Will cites a piece by Tom McClintock, a conservative California Republican, who, writing in Hillsdale College's Imprimis, notices that the filibuster was meant to give a "significant minority" the right to extend and thus deepen the debate. However, after 1970, “the mere threat of a filibuster suffices to kill a bill as the Senate shrugs and goes on to other business.” Relying on McClintock, Will goes on:
 

 McClintock urges the Senate to make a “motion to proceed” to consideration of a bill undebatable and hence immune to filibustering: “Great debates should be had on great matters — but not great debates on whether to debate.” And he says the Senate should abandon the two-track system. This would prevent the Senate from conducting other business during a filibuster but would require filibusterers to hold the floor. As he says, it was this mutual inconvenience that, between 1917 and 1970, made filibusters rare and that intensified the pressure to resolve the impasse by way of compromise.

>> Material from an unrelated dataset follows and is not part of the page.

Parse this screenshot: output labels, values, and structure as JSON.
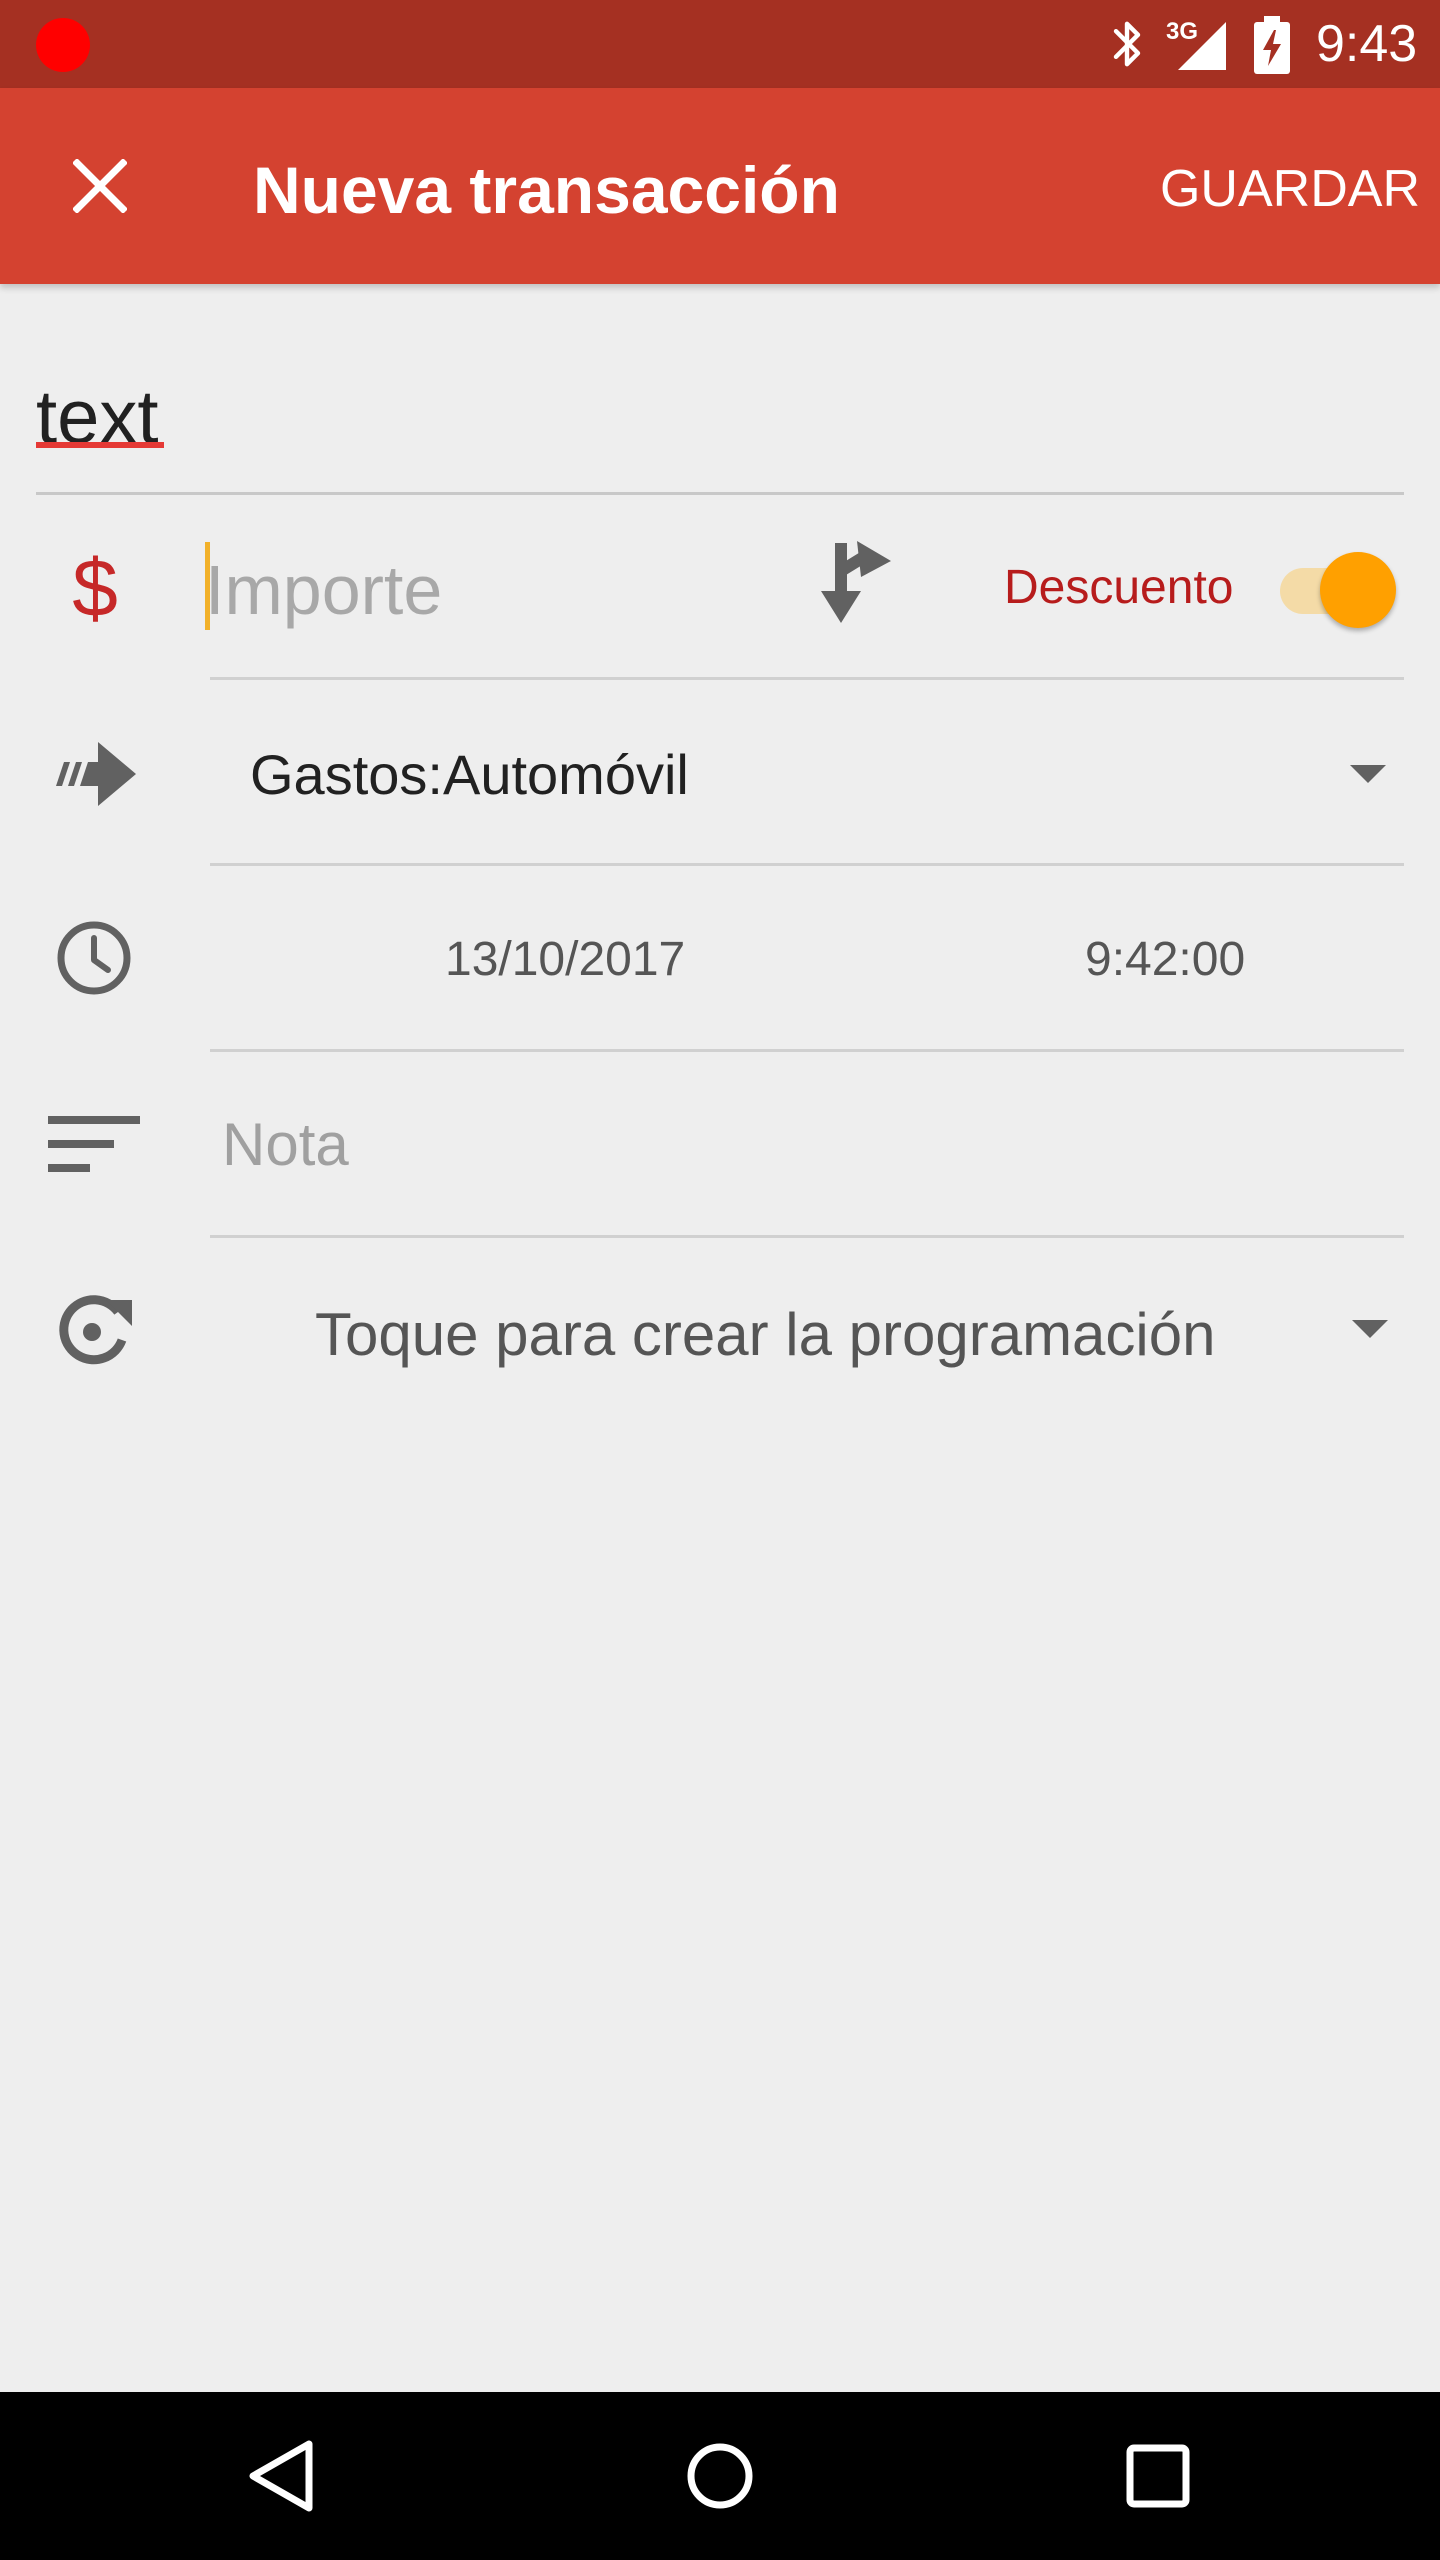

As a result of today’s Senate paralysis, McClintock says, “The atrophy of the legislative branch drives a corresponding hypertrophy of the executive branch.” The promiscuous use of faux filibusters — requiring 60 votes to proceed with consideration of, or votes on, ordinary legislation — blurs the implicit constitutional principle that extraordinary majorities are required only for extraordinary matters, such as proposing constitutional amendments, overriding vetoes, and ratifying treaties. The trivialization of filibusters — no longer requiring them to be strenuous and disruptive events — has deprived them of dignity. Restoring them to what they were would affirm the principle that majoritarianism — simply counting numbers, government by adding machine — should be tempered by a reformed filibuster as a mechanism for measuring the intensity of a minority’s opposition to a majority position.

The Constitution affirms the power of each house of Congress to “determine the rules of its proceedings,” so any Senate procedures are compatible with the Constitution’s text. But the practices made possible by the post-1970 rules have contributed to institutional disequilibrium, destabilizing the Constitution’s design by inciting a dangerous expansion of presidential power.

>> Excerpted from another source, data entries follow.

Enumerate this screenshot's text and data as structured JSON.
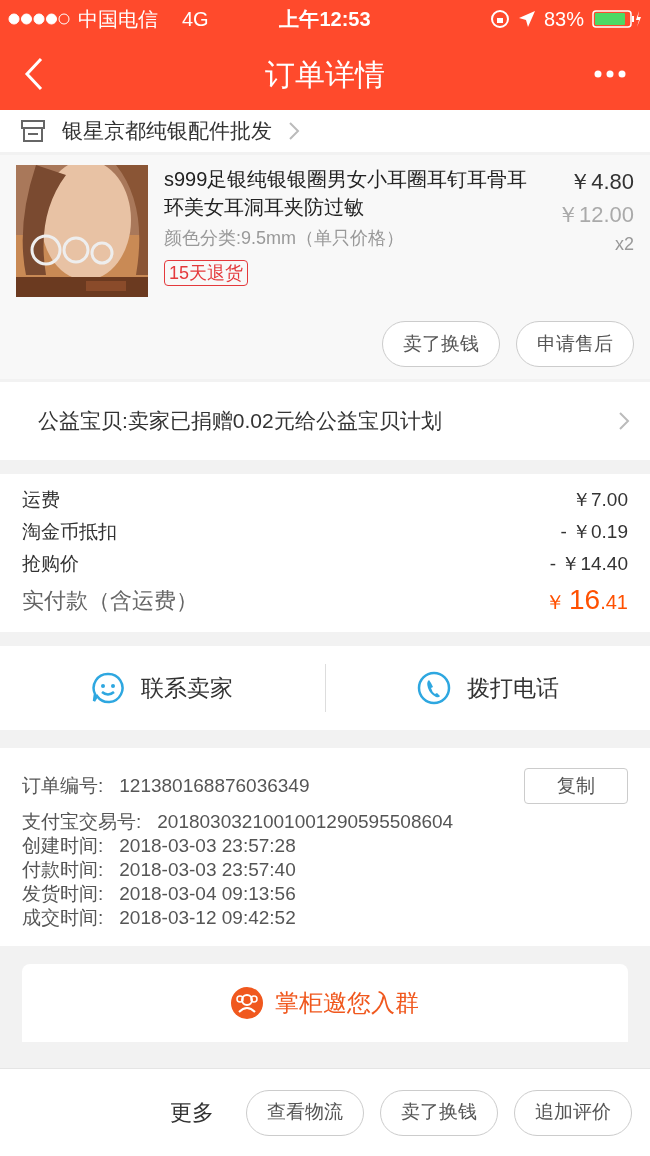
{
  "status_bar": {
    "carrier": "中国电信",
    "network": "4G",
    "time": "上午12:53",
    "battery": "83%"
  },
  "nav": {
    "title": "订单详情"
  },
  "shop": {
    "name": "银星京都纯银配件批发"
  },
  "product": {
    "kind": "picture",
    "title": "s999足银纯银银圈男女小耳圈耳钉耳骨耳环美女耳洞耳夹防过敏",
    "sku": "颜色分类:9.5mm（单只价格）",
    "tag": "15天退货",
    "price": "￥4.80",
    "original_price": "￥12.00",
    "quantity": "x2",
    "buttons": [
      "卖了换钱",
      "申请售后"
    ]
  },
  "charity": {
    "text": "公益宝贝:卖家已捐赠0.02元给公益宝贝计划"
  },
  "costs": [
    {
      "label": "运费",
      "value": "￥7.00"
    },
    {
      "label": "淘金币抵扣",
      "value": "- ￥0.19"
    },
    {
      "label": "抢购价",
      "value": "- ￥14.40"
    }
  ],
  "total": {
    "label": "实付款（含运费）",
    "currency": "￥",
    "integer": "16",
    "decimal": ".41"
  },
  "contact": [
    {
      "kind": "chat",
      "label": "联系卖家"
    },
    {
      "kind": "phone",
      "label": "拨打电话"
    }
  ],
  "order_info": {
    "copy_button": "复制",
    "rows": [
      {
        "label": "订单编号:",
        "value": "121380168876036349"
      },
      {
        "label": "支付宝交易号:",
        "value": "2018030321001001290595508604"
      },
      {
        "label": "创建时间:",
        "value": "2018-03-03 23:57:28"
      },
      {
        "label": "付款时间:",
        "value": "2018-03-03 23:57:40"
      },
      {
        "label": "发货时间:",
        "value": "2018-03-04 09:13:56"
      },
      {
        "label": "成交时间:",
        "value": "2018-03-12 09:42:52"
      }
    ]
  },
  "group_invite": {
    "text": "掌柜邀您入群"
  },
  "bottom_bar": {
    "more": "更多",
    "buttons": [
      "查看物流",
      "卖了换钱",
      "追加评价"
    ]
  }
}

Hence Georgetown law professor Randy Barnett and The Weekly Standard’s Jay Cost urge forbidding filibusters of appropriations bills: Democrats have discovered that if they block individual appropriations bills, the entire operation of government will inevitably be rolled into an omnibus appropriations bill, and the majority must either accept it in toto or face a partial shutdown of the government. This maneuver has largely eliminated Congress’s ability to discipline the executive via line-item spending cuts.

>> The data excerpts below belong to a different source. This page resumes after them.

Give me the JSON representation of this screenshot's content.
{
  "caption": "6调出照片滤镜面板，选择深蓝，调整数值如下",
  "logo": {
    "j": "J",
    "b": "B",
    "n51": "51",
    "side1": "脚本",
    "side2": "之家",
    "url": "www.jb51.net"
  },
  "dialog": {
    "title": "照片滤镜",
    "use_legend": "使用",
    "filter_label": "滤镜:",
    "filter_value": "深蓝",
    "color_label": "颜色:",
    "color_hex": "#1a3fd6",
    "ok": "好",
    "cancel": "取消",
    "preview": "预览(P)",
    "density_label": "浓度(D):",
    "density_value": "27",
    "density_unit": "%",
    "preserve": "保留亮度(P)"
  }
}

Certainly the filibuster fits a non-majoritarian institution in which 585,501 Wyomingites have as much representation as do 39,250,017 Californians. Besides, filibusters delay but do not defeat political processes: Can anyone name anything that a majority of Americans have desired, strongly and protractedly, that has been denied to them because of a filibuster?
 

Unfortunately, no reform can make the Democrats' incontinent rage turn into an ability to join the GOP in debate of important issues. But not allowing an E-Z filibuster to distort Senate processes might help restore the possibility of debate. Not that I'd relish the prospect of Senator Schumer's talking throughout the night–or maybe I do. It would be interesting for the American people to watch–and maybe like Huey Long, who like most filibusterersof old padded his filibuster with lists and such, he'd give us some recipes.